Bea y Marcos lo veían perfectamente, aunque nosotros no a ellos. Mi amiga temió que Marcos, caliente por la escena, se lo follara ahí mismo, así que se arrodilló en la hierba. Su novio ya tenía la polla fuera y la pedía que hiera lo mismo que yo hacía con Andrés. Bea lo pajeó un poco pero como digo, se agachó e hizo lo que más la gusta: lamer la polla de Marcos. Éste acepto, mientras se apoyaba en un árbol y seguía contemplado la escena, Bea solo podía vernos de reojo mientras trabajaba con su boca la polla de Marcos.

Yo estaba fuera de mí, y con los ojos medio cerrados, me resultaba imposible ni siquiera indagar desde dónde nos estaban observando. Solo me ocupaba de acoplar en mi ano el dedo corazón de Andrés y de seguir pajeándole la polla.

Por fin se corrió, de manera tan abundante como el otro día en mi casa. Dejé caer su lefa al suelo de de arena del parque. Andrés suspiraba, casi sollozaba del gusto que le había dado, a la vez que yo alcanzaba el orgasmo gracias a la penetración anal de su dedo. Tremendo goce, más expuestos como estábamos a la posibilidad a que apareciera alguien.

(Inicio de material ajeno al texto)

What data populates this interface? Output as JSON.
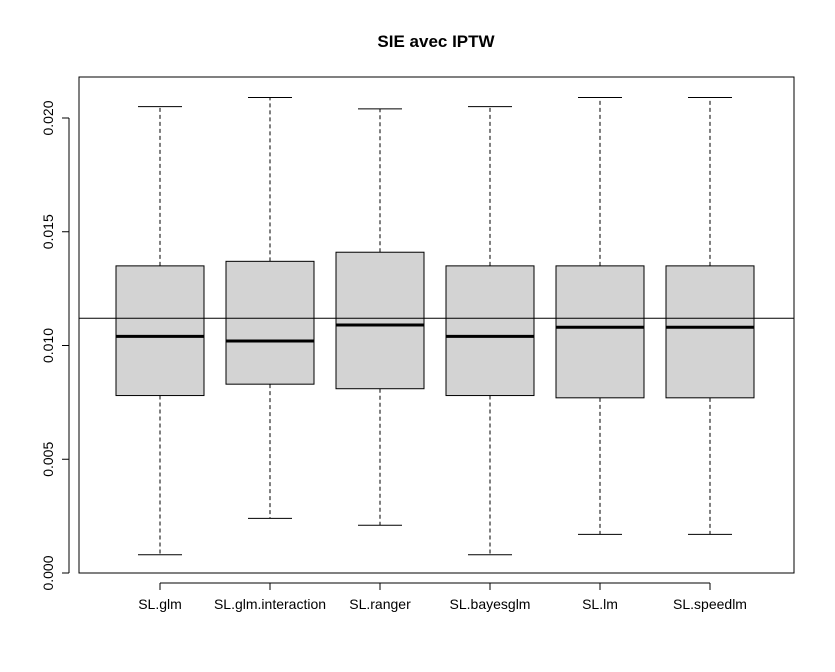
{
  "chart_data": {
    "type": "boxplot",
    "title": "SIE avec IPTW",
    "xlabel": "",
    "ylabel": "",
    "ylim": [
      0,
      0.0222
    ],
    "y_ticks": [
      0.0,
      0.005,
      0.01,
      0.015,
      0.02
    ],
    "y_tick_labels": [
      "0.000",
      "0.005",
      "0.010",
      "0.015",
      "0.020"
    ],
    "reference_line": 0.0112,
    "box_fill": "#d3d3d3",
    "categories": [
      "SL.glm",
      "SL.glm.interaction",
      "SL.ranger",
      "SL.bayesglm",
      "SL.lm",
      "SL.speedlm"
    ],
    "boxes": [
      {
        "name": "SL.glm",
        "min": 0.0008,
        "q1": 0.0078,
        "median": 0.0104,
        "q3": 0.0135,
        "max": 0.0205
      },
      {
        "name": "SL.glm.interaction",
        "min": 0.0024,
        "q1": 0.0083,
        "median": 0.0102,
        "q3": 0.0137,
        "max": 0.0209
      },
      {
        "name": "SL.ranger",
        "min": 0.0021,
        "q1": 0.0081,
        "median": 0.0109,
        "q3": 0.0141,
        "max": 0.0204
      },
      {
        "name": "SL.bayesglm",
        "min": 0.0008,
        "q1": 0.0078,
        "median": 0.0104,
        "q3": 0.0135,
        "max": 0.0205
      },
      {
        "name": "SL.lm",
        "min": 0.0017,
        "q1": 0.0077,
        "median": 0.0108,
        "q3": 0.0135,
        "max": 0.0209
      },
      {
        "name": "SL.speedlm",
        "min": 0.0017,
        "q1": 0.0077,
        "median": 0.0108,
        "q3": 0.0135,
        "max": 0.0209
      }
    ]
  }
}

En el jardincillo, Bea seguía comiendo la polla de Marcos como a ella la gustaba, como si comiera una piruleta. Su novio no pudo evitar correrse al ver que mi paja provocaba la eyaculación de su amigo, así que llenó de semen la boca de Bea, que bebió todo lo que pudo como una buena tragona.

Me comentó todo esto tomando café a día siguiente, entre caricias de nuestras manos, respiraciones aceleradas en la narración por el mero hecho de recordar aquella morbosa situación.

No sabía qué nos depararía aquel juego. Luego comprendería que Beatriz sí que sabía como continuar. Lo haría a los pocos días, en la biblioteca.